Die Kraft der Zärtlichkeit - wie uns Berührungen stark machen
Regelmäßige Streicheleinheiten fühlen sich nicht nur gut an, sie können sogar gesund machen. Der Psychologe Martin Grunwald erforscht, wie der Tastsinn unser Wohlbefinden reguliert.
Wer Dr. Martin Grunwald trifft, wird mit einem Händedruck begrüßt. Nicht zu stark und nicht zu schwach. "Alte Ossi-Tradition", sagt der gebürtige Leipziger lächelnd. Im Westen sei das Händeschütteln deutlich weniger verbreitet. Auch mit seinen Mitarbeitern pflegt Grunwald diese Tradition: morgens und abends ein Händedruck, das schafft Nähe und Verbindung. Schließlich verbringt man den ganzen Tag miteinander im Labor. "Berührungen kommen im Alltag viel zu kurz", sagt der 52-Jährige. "Mich überrascht es nicht, dass Menschen zu Kuschelpartys gehen oder sich aufwendige Massagen gönnen. Wir alle haben ein starkes Bedürfnis, berührt und gestreichelt zu werden."
Der Psychologe ist Leiter des Haptik-Forschungslabors an der Universität Leipzig.
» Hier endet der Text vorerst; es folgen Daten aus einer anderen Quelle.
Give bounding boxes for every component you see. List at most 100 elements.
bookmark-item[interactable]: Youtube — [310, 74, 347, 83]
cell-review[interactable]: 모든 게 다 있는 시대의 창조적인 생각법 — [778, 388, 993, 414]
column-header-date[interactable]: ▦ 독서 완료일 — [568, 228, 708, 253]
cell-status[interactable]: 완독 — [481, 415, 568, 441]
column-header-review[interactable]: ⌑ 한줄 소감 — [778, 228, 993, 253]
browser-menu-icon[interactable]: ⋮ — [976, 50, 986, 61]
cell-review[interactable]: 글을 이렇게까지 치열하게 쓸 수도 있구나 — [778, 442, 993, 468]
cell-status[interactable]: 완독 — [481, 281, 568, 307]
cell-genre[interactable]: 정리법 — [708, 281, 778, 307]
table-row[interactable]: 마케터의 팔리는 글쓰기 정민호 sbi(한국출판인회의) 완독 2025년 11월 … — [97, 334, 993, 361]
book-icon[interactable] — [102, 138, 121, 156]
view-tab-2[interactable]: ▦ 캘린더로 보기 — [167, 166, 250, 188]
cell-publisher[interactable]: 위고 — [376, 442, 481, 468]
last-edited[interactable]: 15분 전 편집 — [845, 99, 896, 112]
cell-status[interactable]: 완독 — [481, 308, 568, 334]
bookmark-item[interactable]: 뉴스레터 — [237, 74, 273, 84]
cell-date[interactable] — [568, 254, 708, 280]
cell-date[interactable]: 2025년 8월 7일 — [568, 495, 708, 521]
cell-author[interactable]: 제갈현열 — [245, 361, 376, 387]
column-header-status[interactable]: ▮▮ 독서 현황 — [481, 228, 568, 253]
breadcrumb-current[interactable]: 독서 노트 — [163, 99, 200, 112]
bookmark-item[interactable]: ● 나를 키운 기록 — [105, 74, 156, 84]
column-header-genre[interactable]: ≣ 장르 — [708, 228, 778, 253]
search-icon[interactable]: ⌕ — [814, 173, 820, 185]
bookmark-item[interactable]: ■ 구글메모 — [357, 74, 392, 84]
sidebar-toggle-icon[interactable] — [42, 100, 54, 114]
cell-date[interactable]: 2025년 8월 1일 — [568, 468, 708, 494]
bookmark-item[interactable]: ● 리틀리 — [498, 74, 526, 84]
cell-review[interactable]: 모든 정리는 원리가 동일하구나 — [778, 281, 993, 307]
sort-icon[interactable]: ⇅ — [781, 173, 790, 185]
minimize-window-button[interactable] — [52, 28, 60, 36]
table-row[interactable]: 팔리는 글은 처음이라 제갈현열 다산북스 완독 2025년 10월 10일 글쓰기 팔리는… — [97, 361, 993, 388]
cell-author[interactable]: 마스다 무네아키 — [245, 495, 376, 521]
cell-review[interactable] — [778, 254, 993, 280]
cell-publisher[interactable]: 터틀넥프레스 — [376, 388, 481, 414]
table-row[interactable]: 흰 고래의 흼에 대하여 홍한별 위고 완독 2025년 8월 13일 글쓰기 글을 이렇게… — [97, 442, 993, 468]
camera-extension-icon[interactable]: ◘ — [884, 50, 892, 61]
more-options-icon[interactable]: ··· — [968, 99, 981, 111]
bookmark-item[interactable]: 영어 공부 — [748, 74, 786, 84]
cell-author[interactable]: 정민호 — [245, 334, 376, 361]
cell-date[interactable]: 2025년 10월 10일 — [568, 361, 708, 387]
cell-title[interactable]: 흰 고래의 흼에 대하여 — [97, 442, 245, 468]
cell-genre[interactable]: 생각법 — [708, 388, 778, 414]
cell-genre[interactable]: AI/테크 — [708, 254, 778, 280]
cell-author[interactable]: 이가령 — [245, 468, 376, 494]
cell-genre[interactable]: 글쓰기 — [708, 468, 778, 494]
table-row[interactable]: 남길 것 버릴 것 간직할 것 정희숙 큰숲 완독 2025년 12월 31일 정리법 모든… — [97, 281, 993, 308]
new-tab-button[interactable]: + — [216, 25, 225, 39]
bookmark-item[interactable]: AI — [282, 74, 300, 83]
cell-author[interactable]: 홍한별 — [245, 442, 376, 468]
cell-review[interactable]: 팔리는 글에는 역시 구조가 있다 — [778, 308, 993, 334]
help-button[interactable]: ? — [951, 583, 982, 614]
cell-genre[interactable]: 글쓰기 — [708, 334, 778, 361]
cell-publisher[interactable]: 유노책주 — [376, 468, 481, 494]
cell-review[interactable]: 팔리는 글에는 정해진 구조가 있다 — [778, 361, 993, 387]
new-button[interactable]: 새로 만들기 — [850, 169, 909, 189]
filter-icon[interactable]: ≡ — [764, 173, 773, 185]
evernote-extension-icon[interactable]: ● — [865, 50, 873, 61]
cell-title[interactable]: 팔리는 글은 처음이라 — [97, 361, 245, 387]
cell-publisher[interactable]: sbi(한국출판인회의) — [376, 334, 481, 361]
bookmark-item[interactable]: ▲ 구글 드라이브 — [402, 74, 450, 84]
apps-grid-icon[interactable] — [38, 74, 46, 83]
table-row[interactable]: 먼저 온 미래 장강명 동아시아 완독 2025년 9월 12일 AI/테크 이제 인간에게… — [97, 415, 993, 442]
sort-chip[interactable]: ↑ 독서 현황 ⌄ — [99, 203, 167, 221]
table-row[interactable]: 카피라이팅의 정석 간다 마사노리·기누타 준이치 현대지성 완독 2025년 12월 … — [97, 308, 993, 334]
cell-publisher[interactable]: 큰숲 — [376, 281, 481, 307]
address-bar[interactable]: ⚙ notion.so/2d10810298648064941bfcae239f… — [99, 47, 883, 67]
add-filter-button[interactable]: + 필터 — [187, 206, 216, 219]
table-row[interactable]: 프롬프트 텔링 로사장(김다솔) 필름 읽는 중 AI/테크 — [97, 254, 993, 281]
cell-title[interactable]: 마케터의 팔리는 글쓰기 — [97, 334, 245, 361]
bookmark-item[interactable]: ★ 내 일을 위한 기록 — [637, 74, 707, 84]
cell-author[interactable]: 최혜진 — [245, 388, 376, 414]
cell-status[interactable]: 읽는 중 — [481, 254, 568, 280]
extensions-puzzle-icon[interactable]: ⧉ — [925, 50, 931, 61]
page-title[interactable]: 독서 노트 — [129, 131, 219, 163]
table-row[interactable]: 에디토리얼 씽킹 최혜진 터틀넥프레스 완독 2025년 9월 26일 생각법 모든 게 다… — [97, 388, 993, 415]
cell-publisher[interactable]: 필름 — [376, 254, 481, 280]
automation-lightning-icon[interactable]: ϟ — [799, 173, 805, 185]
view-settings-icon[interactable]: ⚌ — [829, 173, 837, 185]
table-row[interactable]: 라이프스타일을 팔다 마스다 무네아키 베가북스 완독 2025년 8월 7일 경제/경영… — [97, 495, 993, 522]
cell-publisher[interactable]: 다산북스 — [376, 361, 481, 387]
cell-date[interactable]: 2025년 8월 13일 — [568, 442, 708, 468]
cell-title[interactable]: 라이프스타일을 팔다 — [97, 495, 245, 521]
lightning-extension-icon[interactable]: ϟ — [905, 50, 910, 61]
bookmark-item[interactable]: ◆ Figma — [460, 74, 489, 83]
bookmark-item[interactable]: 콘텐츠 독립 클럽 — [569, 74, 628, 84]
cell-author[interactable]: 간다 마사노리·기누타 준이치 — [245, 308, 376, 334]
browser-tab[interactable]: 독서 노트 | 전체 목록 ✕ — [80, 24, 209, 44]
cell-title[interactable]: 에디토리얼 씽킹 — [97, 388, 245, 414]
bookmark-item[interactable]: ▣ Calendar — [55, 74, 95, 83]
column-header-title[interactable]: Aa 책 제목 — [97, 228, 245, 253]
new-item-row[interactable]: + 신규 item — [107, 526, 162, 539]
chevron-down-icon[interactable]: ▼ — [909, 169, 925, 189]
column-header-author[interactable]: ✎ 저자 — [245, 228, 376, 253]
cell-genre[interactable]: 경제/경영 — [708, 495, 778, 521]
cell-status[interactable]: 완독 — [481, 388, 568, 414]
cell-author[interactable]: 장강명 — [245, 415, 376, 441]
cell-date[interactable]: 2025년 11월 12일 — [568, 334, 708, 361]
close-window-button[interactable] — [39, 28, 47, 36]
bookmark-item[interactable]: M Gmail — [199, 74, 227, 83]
Zu der Einrichtung gehört eine Werkstatt – ein kleiner, dunkler Raum im Untergeschoss der medizinischen Fakultät, bestens ausgestattet mit Werkzeugen: Bohrmaschinen, Sägen, eine Fräsmaschine, eine Drehbank, ein 3-D-Drucker, dazwischen Computerbildschirme. "Wir bauen alle Geräte, die wir entwickeln, selbst", sagt der Wissenschaftler. Sein Labor wurde 1996 gegründet und ist einzigartig in Europa: Grunwald forscht für die Medizin, aber auch für die Industrie. So machen der Psychologe und sein Team sich beispielsweise Gedanken darüber, wie die optimale Struktur eines Autositzes beschaffen sein muss, damit der Fahrer gern mehrere Stunden darauf sitzt, je nach den speziellen Vorstellungen des Herstellers: hart, weich, glatt, rau, leicht verformbar, leicht erwärmbar, feuchtigkeitsabweisend – es gibt Hunderte von Varianten.